Nikki’s biggest piece of advice is that you need to go slow, but you need to start sooner than you think! She discusses her frustrations with the postpartum care in the US and Canada, particularly in relation to simply “clearing” people for fitness with no other support.
Nikki goes on to talk about how that creates a fear of movement entirely because they don’t know where to even start. She says you want to find your “goldilocks zone” where everything is just right.
She recommends starting with breathing even a few days after birth to reconnect with your pelvic floor, because right away you need to be physical (picking up baby, car seats, etc.). She also talks about stretching, alignment, and some glute activation in those first few weeks before your 6 week “clear”.
Tune in to hear Nikki talk more specifically about the research surrounding postpartum fitness, running, and so much more great advice!
Wrapping up the episode
At the end of the episode, I ask Nikki to talk about where to find a qualified PT who specializes in women’s health. And I ask her to share her best advice for mamas that are currently pregnant.
Here’s a snippet of that,
“Learn about your body, learn about the state of your pelvic floor, learn about how to connect to it. And don’t be afraid of movement.”
We talk a bit about what exercises are good and bad postpartum (spoiler alert – she says none are bad, it’s just all about how you do them!).
About Nikki Bergen and where to find her
Nikki Bergen is one of North America’s most sought-after women’s fitness experts. She has dedicated her life to creating programs that create choreography from science, each one designed to enable women to ditch the guilt, heal diastasis recti, improve prolapse and stop leaking.
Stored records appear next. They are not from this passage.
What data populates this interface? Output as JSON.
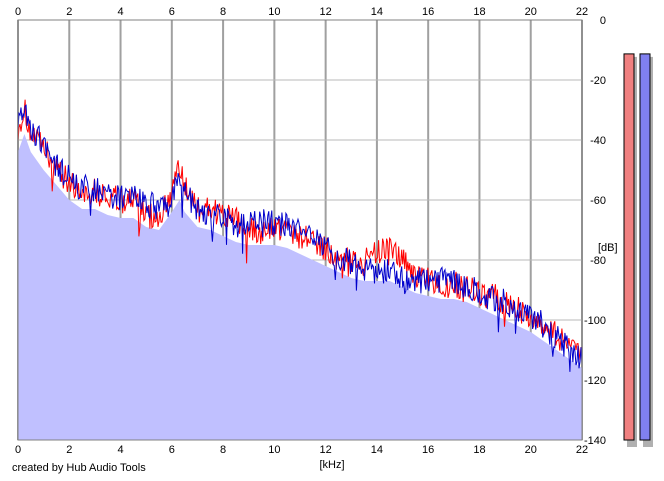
{
  "chart_data": {
    "type": "area",
    "title": "",
    "xlabel": "[kHz]",
    "ylabel": "[dB]",
    "xlim": [
      0,
      22
    ],
    "ylim": [
      -140,
      0
    ],
    "x_ticks": [
      "0",
      "2",
      "4",
      "6",
      "8",
      "10",
      "12",
      "14",
      "16",
      "18",
      "20",
      "22"
    ],
    "y_ticks": [
      "0",
      "-20",
      "-40",
      "-60",
      "-80",
      "-100",
      "-120",
      "-140"
    ],
    "grid": true,
    "series": [
      {
        "color": "#ff0000",
        "x": [
          0,
          0.25,
          0.5,
          1,
          1.5,
          2,
          2.5,
          3,
          3.5,
          4,
          4.5,
          5,
          5.5,
          6,
          6.3,
          6.5,
          7,
          7.5,
          8,
          8.5,
          9,
          9.5,
          10,
          10.5,
          11,
          11.5,
          12,
          12.5,
          13,
          13.5,
          14,
          14.5,
          15,
          15.5,
          16,
          16.5,
          17,
          17.5,
          18,
          18.5,
          19,
          19.5,
          20,
          20.5,
          21,
          21.5,
          22
        ],
        "values": [
          -36,
          -30,
          -38,
          -43,
          -49,
          -54,
          -57,
          -57,
          -59,
          -60,
          -60,
          -65,
          -66,
          -57,
          -50,
          -56,
          -63,
          -63,
          -65,
          -67,
          -70,
          -71,
          -69,
          -70,
          -72,
          -74,
          -76,
          -78,
          -80,
          -81,
          -77,
          -77,
          -80,
          -85,
          -87,
          -89,
          -88,
          -89,
          -91,
          -92,
          -94,
          -96,
          -100,
          -102,
          -105,
          -109,
          -112
        ]
      },
      {
        "color": "#0000cc",
        "x": [
          0,
          0.25,
          0.5,
          1,
          1.5,
          2,
          2.5,
          3,
          3.5,
          4,
          4.5,
          5,
          5.5,
          6,
          6.3,
          6.5,
          7,
          7.5,
          8,
          8.5,
          9,
          9.5,
          10,
          10.5,
          11,
          11.5,
          12,
          12.5,
          13,
          13.5,
          14,
          14.5,
          15,
          15.5,
          16,
          16.5,
          17,
          17.5,
          18,
          18.5,
          19,
          19.5,
          20,
          20.5,
          21,
          21.5,
          22
        ],
        "values": [
          -32,
          -28,
          -36,
          -42,
          -48,
          -53,
          -56,
          -56,
          -58,
          -59,
          -59,
          -61,
          -63,
          -58,
          -54,
          -58,
          -63,
          -64,
          -66,
          -68,
          -68,
          -67,
          -68,
          -68,
          -71,
          -73,
          -76,
          -79,
          -81,
          -83,
          -84,
          -84,
          -86,
          -87,
          -87,
          -87,
          -87,
          -89,
          -91,
          -93,
          -94,
          -96,
          -98,
          -102,
          -106,
          -109,
          -112
        ]
      }
    ],
    "filled_area": {
      "color": "#c0c0ff",
      "x": [
        0,
        0.25,
        0.5,
        1,
        1.5,
        2,
        2.5,
        3,
        3.5,
        4,
        4.5,
        5,
        5.5,
        6,
        6.3,
        6.5,
        7,
        7.5,
        8,
        8.5,
        9,
        9.5,
        10,
        10.5,
        11,
        11.5,
        12,
        12.5,
        13,
        13.5,
        14,
        14.5,
        15,
        15.5,
        16,
        16.5,
        17,
        17.5,
        18,
        18.5,
        19,
        19.5,
        20,
        20.5,
        21,
        21.5,
        22
      ],
      "values": [
        -44,
        -38,
        -44,
        -50,
        -55,
        -60,
        -63,
        -63,
        -65,
        -66,
        -66,
        -69,
        -70,
        -64,
        -60,
        -64,
        -69,
        -70,
        -72,
        -74,
        -75,
        -75,
        -75,
        -76,
        -78,
        -80,
        -82,
        -84,
        -86,
        -87,
        -87,
        -87,
        -89,
        -91,
        -92,
        -93,
        -93,
        -94,
        -96,
        -98,
        -100,
        -102,
        -104,
        -107,
        -110,
        -113,
        -116
      ]
    },
    "level_meters": [
      {
        "color": "#f08080",
        "level": 0.99
      },
      {
        "color": "#8080f0",
        "level": 0.99
      }
    ]
  },
  "credit": "created by Hub Audio Tools"
}
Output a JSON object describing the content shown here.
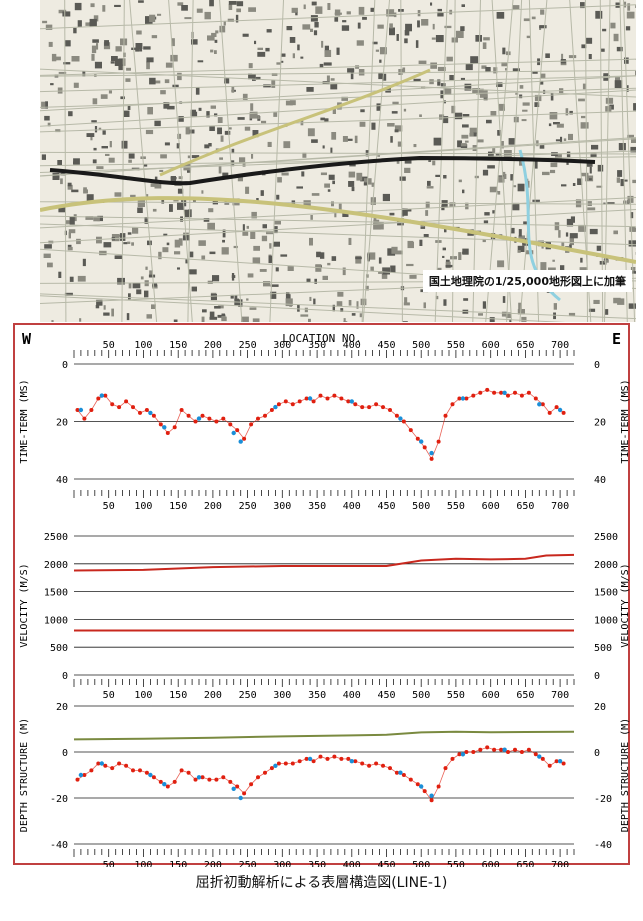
{
  "map": {
    "caption": "国土地理院の1/25,000地形図上に加筆"
  },
  "figure_caption": "屈折初動解析による表層構造図(LINE-1)",
  "colors": {
    "observed": "#e02010",
    "computed": "#1a8fd8",
    "axis": "#1a1a1a",
    "layer2_velocity": "#c8281e",
    "elevation": "#7a8a40"
  },
  "chart_data": [
    {
      "type": "scatter",
      "name_left": "W",
      "name_right": "E",
      "xlabel": "LOCATION NO.",
      "ylabel": "TIME-TERM (MS)",
      "x_ticks": [
        50,
        100,
        150,
        200,
        250,
        300,
        350,
        400,
        450,
        500,
        550,
        600,
        650,
        700
      ],
      "y_ticks": [
        0,
        20,
        40
      ],
      "xlim": [
        0,
        720
      ],
      "ylim": [
        40,
        0
      ],
      "series": [
        {
          "style": "observed",
          "values": [
            [
              5,
              16
            ],
            [
              15,
              19
            ],
            [
              25,
              16
            ],
            [
              35,
              12
            ],
            [
              45,
              11
            ],
            [
              55,
              14
            ],
            [
              65,
              15
            ],
            [
              75,
              13
            ],
            [
              85,
              15
            ],
            [
              95,
              17
            ],
            [
              105,
              16
            ],
            [
              115,
              18
            ],
            [
              125,
              21
            ],
            [
              135,
              24
            ],
            [
              145,
              22
            ],
            [
              155,
              16
            ],
            [
              165,
              18
            ],
            [
              175,
              20
            ],
            [
              185,
              18
            ],
            [
              195,
              19
            ],
            [
              205,
              20
            ],
            [
              215,
              19
            ],
            [
              225,
              21
            ],
            [
              235,
              23
            ],
            [
              245,
              26
            ],
            [
              255,
              21
            ],
            [
              265,
              19
            ],
            [
              275,
              18
            ],
            [
              285,
              16
            ],
            [
              295,
              14
            ],
            [
              305,
              13
            ],
            [
              315,
              14
            ],
            [
              325,
              13
            ],
            [
              335,
              12
            ],
            [
              345,
              13
            ],
            [
              355,
              11
            ],
            [
              365,
              12
            ],
            [
              375,
              11
            ],
            [
              385,
              12
            ],
            [
              395,
              13
            ],
            [
              405,
              14
            ],
            [
              415,
              15
            ],
            [
              425,
              15
            ],
            [
              435,
              14
            ],
            [
              445,
              15
            ],
            [
              455,
              16
            ],
            [
              465,
              18
            ],
            [
              475,
              20
            ],
            [
              485,
              23
            ],
            [
              495,
              26
            ],
            [
              505,
              29
            ],
            [
              515,
              33
            ],
            [
              525,
              27
            ],
            [
              535,
              18
            ],
            [
              545,
              14
            ],
            [
              555,
              12
            ],
            [
              565,
              12
            ],
            [
              575,
              11
            ],
            [
              585,
              10
            ],
            [
              595,
              9
            ],
            [
              605,
              10
            ],
            [
              615,
              10
            ],
            [
              625,
              11
            ],
            [
              635,
              10
            ],
            [
              645,
              11
            ],
            [
              655,
              10
            ],
            [
              665,
              12
            ],
            [
              675,
              14
            ],
            [
              685,
              17
            ],
            [
              695,
              15
            ],
            [
              705,
              17
            ]
          ]
        },
        {
          "style": "computed",
          "values": [
            [
              10,
              16
            ],
            [
              40,
              11
            ],
            [
              110,
              17
            ],
            [
              130,
              22
            ],
            [
              180,
              19
            ],
            [
              230,
              24
            ],
            [
              240,
              27
            ],
            [
              290,
              15
            ],
            [
              340,
              12
            ],
            [
              400,
              13
            ],
            [
              470,
              19
            ],
            [
              500,
              27
            ],
            [
              515,
              31
            ],
            [
              560,
              12
            ],
            [
              620,
              10
            ],
            [
              670,
              14
            ],
            [
              700,
              16
            ]
          ]
        }
      ]
    },
    {
      "type": "line",
      "ylabel": "VELOCITY (M/S)",
      "x_ticks": [
        50,
        100,
        150,
        200,
        250,
        300,
        350,
        400,
        450,
        500,
        550,
        600,
        650,
        700
      ],
      "y_ticks": [
        0,
        500,
        1000,
        1500,
        2000,
        2500
      ],
      "xlim": [
        0,
        720
      ],
      "ylim": [
        0,
        2500
      ],
      "series": [
        {
          "style": "layer2_velocity",
          "x": [
            0,
            100,
            200,
            300,
            400,
            450,
            500,
            550,
            600,
            650,
            680,
            720
          ],
          "values": [
            1880,
            1890,
            1940,
            1960,
            1960,
            1960,
            2060,
            2090,
            2080,
            2090,
            2150,
            2160
          ]
        },
        {
          "style": "layer2_velocity",
          "x": [
            0,
            720
          ],
          "values": [
            800,
            800
          ]
        }
      ]
    },
    {
      "type": "scatter",
      "ylabel": "DEPTH STRUCTURE (M)",
      "x_ticks": [
        50,
        100,
        150,
        200,
        250,
        300,
        350,
        400,
        450,
        500,
        550,
        600,
        650,
        700
      ],
      "y_ticks": [
        20,
        0,
        -20,
        -40
      ],
      "xlim": [
        0,
        720
      ],
      "ylim": [
        -40,
        20
      ],
      "series": [
        {
          "style": "elevation",
          "x": [
            0,
            100,
            200,
            300,
            400,
            450,
            500,
            550,
            600,
            650,
            720
          ],
          "values": [
            5.5,
            5.8,
            6.2,
            6.8,
            7.2,
            7.5,
            8.5,
            8.8,
            8.6,
            8.7,
            8.8
          ]
        },
        {
          "style": "observed",
          "values": [
            [
              5,
              -12
            ],
            [
              15,
              -10
            ],
            [
              25,
              -8
            ],
            [
              35,
              -5
            ],
            [
              45,
              -6
            ],
            [
              55,
              -7
            ],
            [
              65,
              -5
            ],
            [
              75,
              -6
            ],
            [
              85,
              -8
            ],
            [
              95,
              -8
            ],
            [
              105,
              -9
            ],
            [
              115,
              -11
            ],
            [
              125,
              -13
            ],
            [
              135,
              -15
            ],
            [
              145,
              -13
            ],
            [
              155,
              -8
            ],
            [
              165,
              -9
            ],
            [
              175,
              -12
            ],
            [
              185,
              -11
            ],
            [
              195,
              -12
            ],
            [
              205,
              -12
            ],
            [
              215,
              -11
            ],
            [
              225,
              -13
            ],
            [
              235,
              -15
            ],
            [
              245,
              -18
            ],
            [
              255,
              -14
            ],
            [
              265,
              -11
            ],
            [
              275,
              -9
            ],
            [
              285,
              -7
            ],
            [
              295,
              -5
            ],
            [
              305,
              -5
            ],
            [
              315,
              -5
            ],
            [
              325,
              -4
            ],
            [
              335,
              -3
            ],
            [
              345,
              -4
            ],
            [
              355,
              -2
            ],
            [
              365,
              -3
            ],
            [
              375,
              -2
            ],
            [
              385,
              -3
            ],
            [
              395,
              -3
            ],
            [
              405,
              -4
            ],
            [
              415,
              -5
            ],
            [
              425,
              -6
            ],
            [
              435,
              -5
            ],
            [
              445,
              -6
            ],
            [
              455,
              -7
            ],
            [
              465,
              -9
            ],
            [
              475,
              -10
            ],
            [
              485,
              -12
            ],
            [
              495,
              -14
            ],
            [
              505,
              -17
            ],
            [
              515,
              -21
            ],
            [
              525,
              -15
            ],
            [
              535,
              -7
            ],
            [
              545,
              -3
            ],
            [
              555,
              -1
            ],
            [
              565,
              0
            ],
            [
              575,
              0
            ],
            [
              585,
              1
            ],
            [
              595,
              2
            ],
            [
              605,
              1
            ],
            [
              615,
              1
            ],
            [
              625,
              0
            ],
            [
              635,
              1
            ],
            [
              645,
              0
            ],
            [
              655,
              1
            ],
            [
              665,
              -1
            ],
            [
              675,
              -3
            ],
            [
              685,
              -6
            ],
            [
              695,
              -4
            ],
            [
              705,
              -5
            ]
          ]
        },
        {
          "style": "computed",
          "values": [
            [
              10,
              -10
            ],
            [
              40,
              -5
            ],
            [
              110,
              -10
            ],
            [
              130,
              -14
            ],
            [
              180,
              -11
            ],
            [
              230,
              -16
            ],
            [
              240,
              -20
            ],
            [
              290,
              -6
            ],
            [
              340,
              -3
            ],
            [
              400,
              -4
            ],
            [
              470,
              -9
            ],
            [
              500,
              -15
            ],
            [
              515,
              -19
            ],
            [
              560,
              -1
            ],
            [
              620,
              1
            ],
            [
              670,
              -2
            ],
            [
              700,
              -4
            ]
          ]
        }
      ]
    }
  ]
}
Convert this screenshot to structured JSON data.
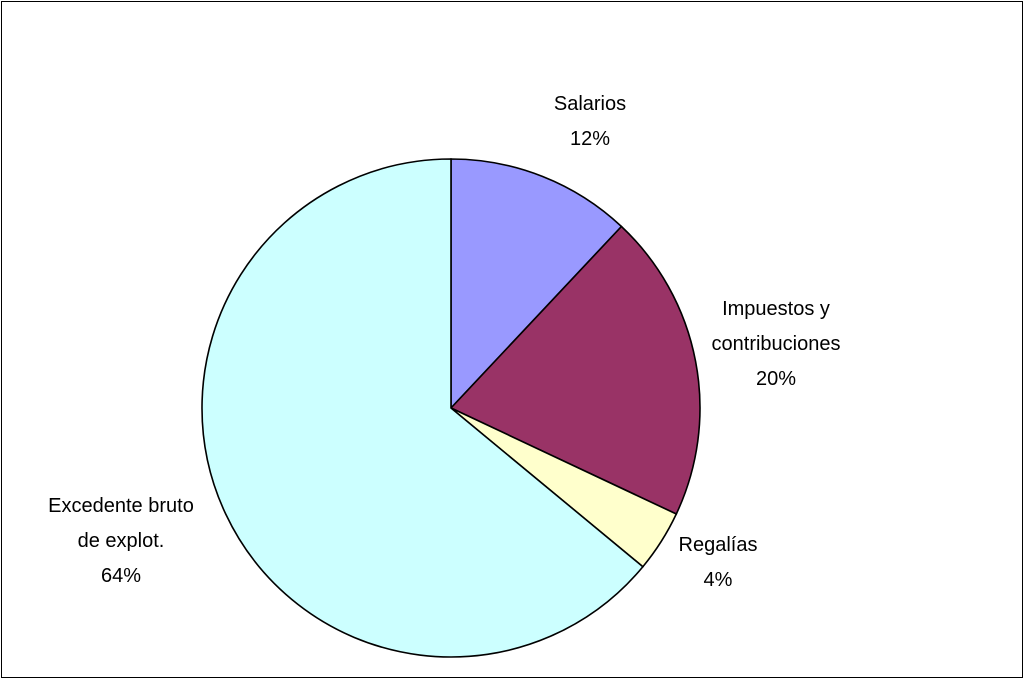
{
  "chart_data": {
    "type": "pie",
    "title": "",
    "slices": [
      {
        "name_lines": [
          "Salarios"
        ],
        "pct_label": "12%",
        "value": 12,
        "color": "#9999FF"
      },
      {
        "name_lines": [
          "Impuestos y",
          "contribuciones"
        ],
        "pct_label": "20%",
        "value": 20,
        "color": "#993366"
      },
      {
        "name_lines": [
          "Regalías"
        ],
        "pct_label": "4%",
        "value": 4,
        "color": "#FFFFCC"
      },
      {
        "name_lines": [
          "Excedente bruto",
          "de explot."
        ],
        "pct_label": "64%",
        "value": 64,
        "color": "#CCFFFF"
      }
    ],
    "start": "12 o'clock",
    "direction": "clockwise",
    "legend": "none"
  }
}
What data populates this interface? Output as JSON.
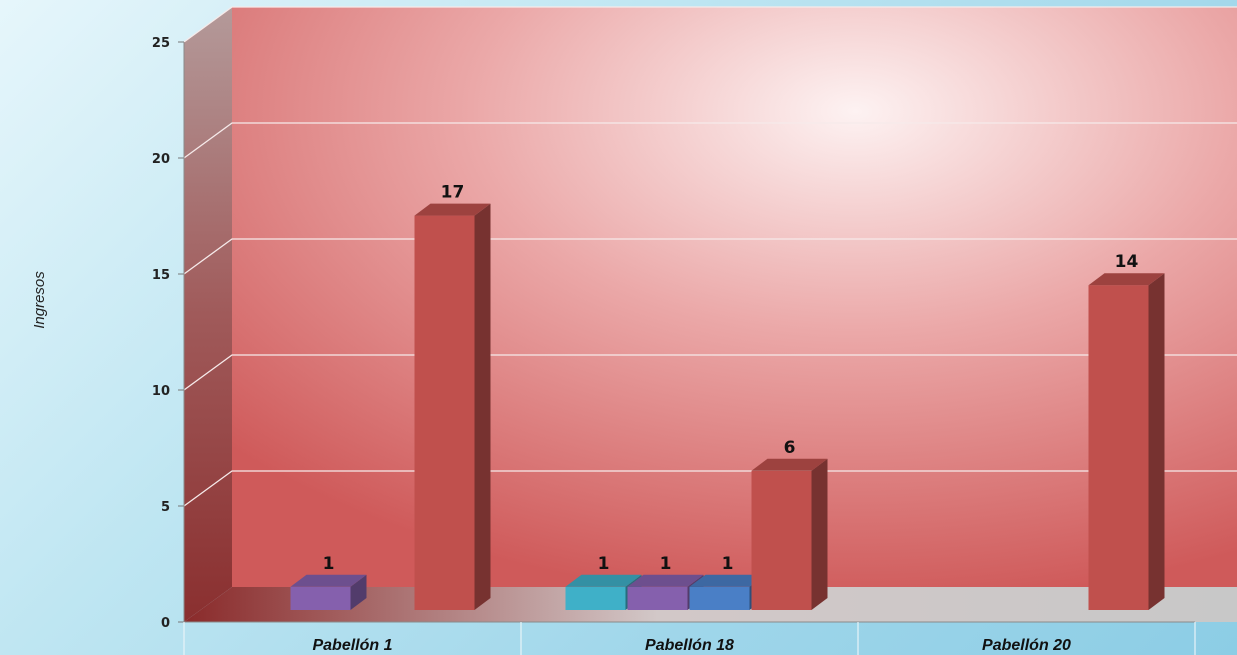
{
  "chart_data": {
    "type": "bar",
    "ylabel": "Ingresos",
    "xlabel": "",
    "ylim": [
      0,
      25
    ],
    "yticks": [
      0,
      5,
      10,
      15,
      20,
      25
    ],
    "categories": [
      "Pabellón 1",
      "Pabellón 18",
      "Pabellón 20"
    ],
    "series": [
      {
        "values": [
          null,
          1,
          null
        ],
        "color": "#3fb0c8"
      },
      {
        "values": [
          1,
          1,
          null
        ],
        "color": "#8560ad"
      },
      {
        "values": [
          null,
          1,
          null
        ],
        "color": "#4a7fc6"
      },
      {
        "values": [
          17,
          6,
          14
        ],
        "color": "#c0504d"
      }
    ],
    "grid": true,
    "style": "3d-column"
  }
}
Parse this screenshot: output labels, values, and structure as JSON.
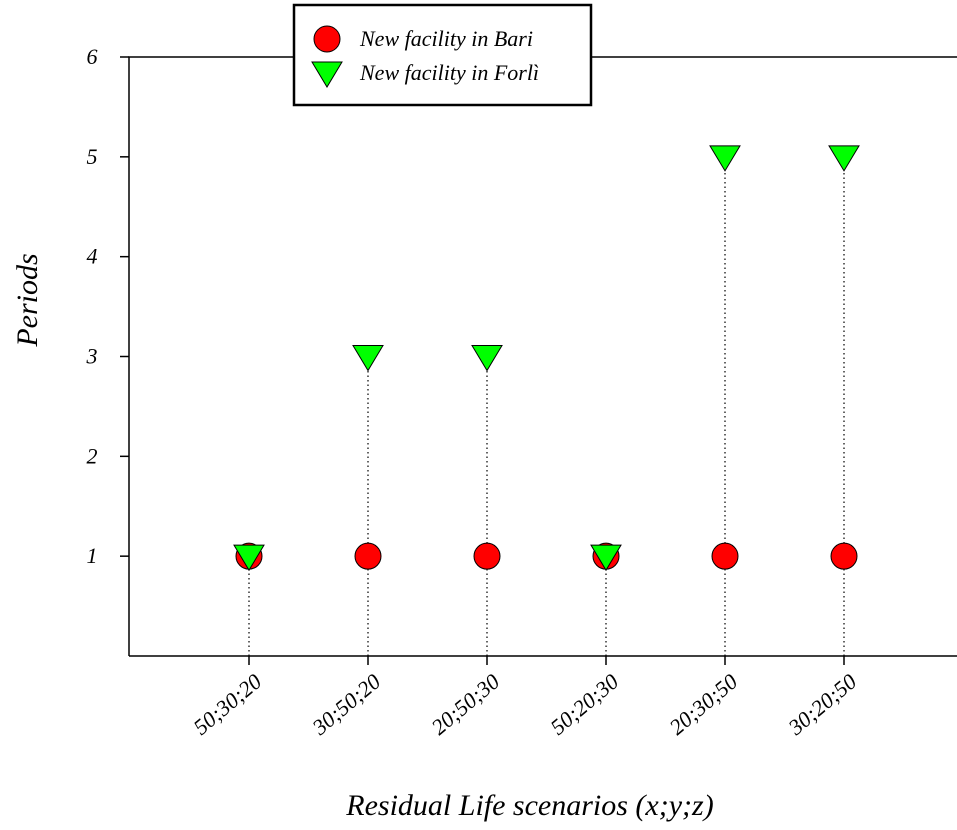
{
  "chart_data": {
    "type": "scatter",
    "categories": [
      "50;30;20",
      "30;50;20",
      "20;50;30",
      "50;20;30",
      "20;30;50",
      "30;20;50"
    ],
    "series": [
      {
        "name": "New facility in Bari",
        "marker": "circle",
        "color": "#ff0000",
        "values": [
          1,
          1,
          1,
          1,
          1,
          1
        ]
      },
      {
        "name": "New facility in Forlì",
        "marker": "triangle-down",
        "color": "#00ff00",
        "values": [
          1,
          3,
          3,
          1,
          5,
          5
        ]
      }
    ],
    "xlabel": "Residual Life scenarios (x;y;z)",
    "ylabel": "Periods",
    "ylim": [
      0,
      6
    ],
    "yticks": [
      1,
      2,
      3,
      4,
      5,
      6
    ],
    "grid": false,
    "legend_position": "top-left",
    "drop_lines": true
  }
}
Nikki’s passion for helping women has driven her to become a Master Pilates Trainer, a renowned expert in Pre and Post Natal Fitness, and a passionate Pelvic Health Advocate.
An evidence-based approach to movement led Nikki to create The Belle Method: a ground-breaking exercise program designed to support women from pregnancy and birth prep to postpartum rehab & beyond. She lives in Toronto with her husband and two young children.